Ahead of assembly elections, four states— West Bengal, Tamil Nadu, Assam and Kerala— figured prominently in the Union Budget as finance minister Nirmala Sitharaman proposed infrastructure projects, even as she was silent on big ticket populist schemes.
In West Bengal, where the BJP is leaving no stone unturned in its attempt to defeat chief minister Mamata Banerjee’s three term Trinamool Congress government, the budget proposed a dedicated East Coast Industrial freight corridor linking Dankuni in the state to Surat in Gujarat, linking the eastern state’s industries to the west. The proposal, reducing pressure on passenger trains, is expected to cut logistics costs. Last month, Prime Minister Narendra Modi had flagged off the Howrah-Guwahati (Kamakhya) Vande Bharat sleeper train from Malda railway station, connecting West Bengal and Assam, the only poll-bound state where the BJP is in power.
Besides, West Bengal is among the five Purvodaya states, the other four being Bihar, Jharkhand, Odisha and Andhra Pradesh, which will be tourist destinations in the region. The budgetary proposal included deployment of 4,000 electric buses, contributing to the development of public transport and clean mobility across the region, while focusing on development of tourism in the Eastern region. “I propose the development of an integrated East Coast Industrial Corridor with a well-connected node at Durgapur, creation of five tourism destinations in the five Purvodaya States,” Sitharaman said.
The budget also proposed seven high-speed rail corridors as “growth connectors”, including one connecting Siliguri in North Bengal to Varanasi in Uttar Pradesh. Two of the corridors connect Chennai in Tamil Nadu, where the BJP-AIADMK alliance is taking on MK Stalin’s DMK, to Bengaluru and Hyderabad. Sitharaman, who presented the budget wearing a Kanchipuram saree from her home state of Tamil Nadu, also announced expansion of the textile sector, through the “Tex-Eco Initiative” and “Samarth 2.0”, a move which could benefit textile hubs in Tamil Nadu, West Bengal, and Assam.
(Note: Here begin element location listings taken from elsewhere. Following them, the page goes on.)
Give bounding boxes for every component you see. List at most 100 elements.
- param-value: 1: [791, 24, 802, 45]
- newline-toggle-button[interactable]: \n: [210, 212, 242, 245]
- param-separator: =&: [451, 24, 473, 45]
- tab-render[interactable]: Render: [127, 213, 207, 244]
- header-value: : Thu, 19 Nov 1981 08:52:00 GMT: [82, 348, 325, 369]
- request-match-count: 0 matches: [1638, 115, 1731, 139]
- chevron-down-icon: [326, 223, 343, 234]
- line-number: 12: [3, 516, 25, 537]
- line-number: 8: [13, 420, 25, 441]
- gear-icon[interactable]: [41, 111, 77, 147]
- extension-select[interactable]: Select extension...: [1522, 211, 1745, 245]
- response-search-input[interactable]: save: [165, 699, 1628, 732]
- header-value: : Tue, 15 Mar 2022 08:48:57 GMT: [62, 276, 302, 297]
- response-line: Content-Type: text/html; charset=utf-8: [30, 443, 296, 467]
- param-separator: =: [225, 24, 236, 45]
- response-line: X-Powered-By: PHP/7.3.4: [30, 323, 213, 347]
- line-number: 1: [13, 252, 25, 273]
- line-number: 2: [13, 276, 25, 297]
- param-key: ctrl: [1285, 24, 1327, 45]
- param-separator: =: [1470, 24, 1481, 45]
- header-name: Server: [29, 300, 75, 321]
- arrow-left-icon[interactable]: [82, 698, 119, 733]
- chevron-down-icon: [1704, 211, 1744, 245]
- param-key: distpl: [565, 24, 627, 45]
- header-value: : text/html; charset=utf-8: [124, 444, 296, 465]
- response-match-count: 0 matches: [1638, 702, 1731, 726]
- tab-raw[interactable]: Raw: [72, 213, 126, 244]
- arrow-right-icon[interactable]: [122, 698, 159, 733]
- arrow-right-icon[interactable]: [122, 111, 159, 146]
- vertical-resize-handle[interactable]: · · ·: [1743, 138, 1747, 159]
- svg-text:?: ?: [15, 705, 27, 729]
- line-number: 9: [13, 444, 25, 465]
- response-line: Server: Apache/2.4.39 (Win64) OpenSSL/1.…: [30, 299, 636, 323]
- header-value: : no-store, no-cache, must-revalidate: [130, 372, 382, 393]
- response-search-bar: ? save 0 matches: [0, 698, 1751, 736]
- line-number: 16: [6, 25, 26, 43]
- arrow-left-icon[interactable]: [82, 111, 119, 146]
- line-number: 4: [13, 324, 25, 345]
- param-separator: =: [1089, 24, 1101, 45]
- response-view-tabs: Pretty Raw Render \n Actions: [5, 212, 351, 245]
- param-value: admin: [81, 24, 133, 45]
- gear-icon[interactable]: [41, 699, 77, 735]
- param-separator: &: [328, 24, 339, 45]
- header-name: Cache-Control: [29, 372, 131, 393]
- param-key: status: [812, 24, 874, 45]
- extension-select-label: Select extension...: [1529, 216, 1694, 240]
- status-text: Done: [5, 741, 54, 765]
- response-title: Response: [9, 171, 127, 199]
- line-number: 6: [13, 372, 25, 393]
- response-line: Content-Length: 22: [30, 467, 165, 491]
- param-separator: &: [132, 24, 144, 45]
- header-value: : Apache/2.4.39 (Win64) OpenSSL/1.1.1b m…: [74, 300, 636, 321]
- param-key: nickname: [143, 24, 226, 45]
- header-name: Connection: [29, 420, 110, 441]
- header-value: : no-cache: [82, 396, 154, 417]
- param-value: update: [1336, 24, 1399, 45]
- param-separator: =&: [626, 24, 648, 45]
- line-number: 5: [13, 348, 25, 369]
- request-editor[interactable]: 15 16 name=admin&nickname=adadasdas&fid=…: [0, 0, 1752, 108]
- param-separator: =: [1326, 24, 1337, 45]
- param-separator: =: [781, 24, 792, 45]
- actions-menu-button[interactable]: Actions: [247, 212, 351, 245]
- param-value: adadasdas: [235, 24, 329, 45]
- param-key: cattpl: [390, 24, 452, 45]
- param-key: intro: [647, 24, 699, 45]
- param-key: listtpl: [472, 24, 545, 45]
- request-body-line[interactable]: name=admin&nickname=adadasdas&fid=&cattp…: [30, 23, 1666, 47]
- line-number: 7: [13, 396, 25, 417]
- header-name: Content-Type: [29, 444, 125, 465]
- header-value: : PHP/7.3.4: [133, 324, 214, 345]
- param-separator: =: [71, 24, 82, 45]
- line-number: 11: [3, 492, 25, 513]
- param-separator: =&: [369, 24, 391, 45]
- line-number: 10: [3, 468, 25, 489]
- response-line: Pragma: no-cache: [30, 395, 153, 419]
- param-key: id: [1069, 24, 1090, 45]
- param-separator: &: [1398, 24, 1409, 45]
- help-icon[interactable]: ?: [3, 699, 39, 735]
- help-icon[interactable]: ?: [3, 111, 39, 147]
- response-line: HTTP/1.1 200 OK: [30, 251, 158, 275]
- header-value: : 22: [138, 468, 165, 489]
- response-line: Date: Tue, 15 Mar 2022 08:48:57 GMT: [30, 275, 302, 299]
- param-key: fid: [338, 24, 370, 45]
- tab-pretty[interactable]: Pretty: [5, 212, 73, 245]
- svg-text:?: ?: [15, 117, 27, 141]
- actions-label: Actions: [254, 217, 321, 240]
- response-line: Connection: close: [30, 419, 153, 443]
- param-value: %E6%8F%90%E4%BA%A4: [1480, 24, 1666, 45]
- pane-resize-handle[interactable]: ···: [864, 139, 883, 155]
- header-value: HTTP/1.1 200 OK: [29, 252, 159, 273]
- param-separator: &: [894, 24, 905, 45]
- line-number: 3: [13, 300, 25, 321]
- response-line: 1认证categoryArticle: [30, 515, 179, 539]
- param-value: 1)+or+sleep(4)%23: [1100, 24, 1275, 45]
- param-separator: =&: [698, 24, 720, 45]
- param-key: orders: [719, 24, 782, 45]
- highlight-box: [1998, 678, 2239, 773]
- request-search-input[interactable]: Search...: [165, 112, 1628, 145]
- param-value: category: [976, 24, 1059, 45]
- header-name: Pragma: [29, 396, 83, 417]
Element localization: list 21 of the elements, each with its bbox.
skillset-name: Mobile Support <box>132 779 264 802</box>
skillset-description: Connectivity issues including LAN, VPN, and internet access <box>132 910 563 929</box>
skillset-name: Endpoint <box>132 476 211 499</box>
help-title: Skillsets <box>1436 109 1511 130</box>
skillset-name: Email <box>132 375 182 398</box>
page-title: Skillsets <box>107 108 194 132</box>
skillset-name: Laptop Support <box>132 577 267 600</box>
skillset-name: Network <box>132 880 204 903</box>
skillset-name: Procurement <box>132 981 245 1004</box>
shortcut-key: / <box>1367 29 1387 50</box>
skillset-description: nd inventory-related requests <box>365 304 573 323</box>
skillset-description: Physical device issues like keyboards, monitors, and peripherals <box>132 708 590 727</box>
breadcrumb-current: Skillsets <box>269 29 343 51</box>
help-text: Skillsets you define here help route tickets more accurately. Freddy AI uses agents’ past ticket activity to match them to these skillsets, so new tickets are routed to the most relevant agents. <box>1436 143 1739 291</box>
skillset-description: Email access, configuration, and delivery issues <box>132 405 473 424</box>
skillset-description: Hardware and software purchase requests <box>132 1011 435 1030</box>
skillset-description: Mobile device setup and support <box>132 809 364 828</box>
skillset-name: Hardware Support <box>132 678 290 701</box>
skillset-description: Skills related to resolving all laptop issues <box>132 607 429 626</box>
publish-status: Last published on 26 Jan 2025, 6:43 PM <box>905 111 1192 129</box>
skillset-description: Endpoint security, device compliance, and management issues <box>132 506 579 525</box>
Tamil Nadu and Kerala, besides Odisha and Andhra Pradesh, also figured in the budgetary proposal to establish dedicated rare earth corridors, to promote mining, processing, research and manufacturing, in a bid to bring down import dependency on critical components used for electric vehicles and electronic goods. "A scheme for rare-earth permanent magnets was launched in 2025. We now propose to support the mineral-rich states of Odisha, Kerala, Andhra Pradesh, and Tamil Nadu in establishing dedicated rare-earth corridors," she announced in her speech,” the finance minister said.
In a move that could bring relief to the coastal states of West Bengal, Tamil Nadu, Kerala and Puducherry, the budget proposed that fish caught by Indian vessels in the Exclusive Economic Zone (EEZ) or high seas will be free of duty. Besides, landing this catch at foreign ports will now be treated as an export, simplifying the books for larger fishing operations.